ゆうがサイコパスだとか頭おかしいだとか言われる主な原因は多分ここで、自分の夢を最優先にするばかりに他人の夢を全く考えていないんです。くるみが本当にかわいそうだった...美嘉のボランティアも、誰かのためではなく自分の夢のための踏み台としか考えておらず、ここは批判されてもしょうがないですね...
「アイドルになりたくないと思っている人なんていない」と本気で思ってるんでしょう。

また、私が描写細かいなと思ったのがゆうの"外堀を埋める上手さ"です。相手のことを徹底的に調べ上げ、確実に友好関係を築く。蘭子がお蝶夫人を目指していることを知り「エースをねらえ!」を履修したり、くるみがロボット好きなのを知りプログラミングを勉強して話し合えるようにする、などメンバーを集めることへの執着がすごいです。これはセリフだけでなく様々なところで描かれていて、例えばゆうの部屋。くるみと仲良くなるために使ったプログラミングの教材がしっかり映っています。

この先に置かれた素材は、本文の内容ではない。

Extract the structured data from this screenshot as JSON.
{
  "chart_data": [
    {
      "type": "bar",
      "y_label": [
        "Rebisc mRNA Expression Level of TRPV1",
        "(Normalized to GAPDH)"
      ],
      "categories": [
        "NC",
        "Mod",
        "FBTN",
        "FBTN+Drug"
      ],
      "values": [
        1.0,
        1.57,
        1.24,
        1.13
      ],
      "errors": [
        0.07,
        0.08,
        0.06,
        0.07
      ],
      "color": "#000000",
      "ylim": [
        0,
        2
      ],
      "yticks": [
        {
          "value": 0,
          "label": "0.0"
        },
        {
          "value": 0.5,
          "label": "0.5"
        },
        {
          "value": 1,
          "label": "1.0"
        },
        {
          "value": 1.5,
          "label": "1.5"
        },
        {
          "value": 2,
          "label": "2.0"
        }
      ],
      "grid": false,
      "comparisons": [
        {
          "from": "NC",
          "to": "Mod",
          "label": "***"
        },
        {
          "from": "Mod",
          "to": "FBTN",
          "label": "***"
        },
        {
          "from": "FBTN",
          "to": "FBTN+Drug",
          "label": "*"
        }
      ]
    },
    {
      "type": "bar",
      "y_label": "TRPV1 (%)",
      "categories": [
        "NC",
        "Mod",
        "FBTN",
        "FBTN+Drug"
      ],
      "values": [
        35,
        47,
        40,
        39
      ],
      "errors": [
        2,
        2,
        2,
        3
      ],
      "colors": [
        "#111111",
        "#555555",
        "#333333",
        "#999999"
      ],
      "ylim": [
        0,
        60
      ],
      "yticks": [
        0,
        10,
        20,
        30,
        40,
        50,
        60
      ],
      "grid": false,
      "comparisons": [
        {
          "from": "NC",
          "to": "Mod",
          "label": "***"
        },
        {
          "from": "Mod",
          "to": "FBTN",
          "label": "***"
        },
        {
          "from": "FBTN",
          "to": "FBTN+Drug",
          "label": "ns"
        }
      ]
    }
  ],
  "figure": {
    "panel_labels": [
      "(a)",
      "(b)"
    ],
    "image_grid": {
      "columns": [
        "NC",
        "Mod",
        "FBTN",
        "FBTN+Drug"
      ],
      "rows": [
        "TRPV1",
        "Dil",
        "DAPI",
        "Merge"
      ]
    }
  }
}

特に細かいと感じたのはゆうの夢についてで、「アイドルになりたい」という夢を、ゆうは一切3人に話していないんです。一切話すことなく、アイドルという自分の夢まで無理やり連れて行ったんです。そう、"無理やり"。
くるみが「アイドルなんかどうでもいい!!」と言っていたのがこれをよく表していて、ゆう以外の3人は「アイドルになりたい」なんて一言も言っていないんですよね。蘭子が言っていたように"流れに乗った"だけ。

「どこまで連れて行かれてしまうんでしょうね。」

このセリフを聞いたときにセリフを作るのが上手い...と感動しました。アイドルという夢なんか最初から持っていないから、「どこまで行けるか」ではなく「どこまで連れて行かれるか」なんです。この時点でアイドルを続けたいと思っていたのは、ゆうだけになっていたのではないでしょうか。もしくは、初めから...

"トラペジウム"の意味

最後の演出、良かったですよね...!昔撮った写真がタイムカプセルのようになり、それの題が「トラペジウム」。
トラペジウムとは、ラテン語で台形。どの2つの辺も平行でない四辺形です。
一度は揃ってアイドルになれましたが、上手くいかず引退。結局それぞれ別の道を歩むことになりました。上手くいかなかったのは、4人がトラペジウムだったから。平行でない、本来は共に歩むことがなかった4人をゆうが無理やり引き合わせたから。
トラペジウムにはもう1つ意味があり、それはオリオン星雲の中にある4つの重星です。これは非常に高温で強い紫外線を放ち、星雲全体を光らせます。
東西南北(仮)は確かにゆうのエゴによって生まれました。しかし、誰か1人でも欠けていたら、この4人でなかったら光ることはできなかったのではないでしょうか。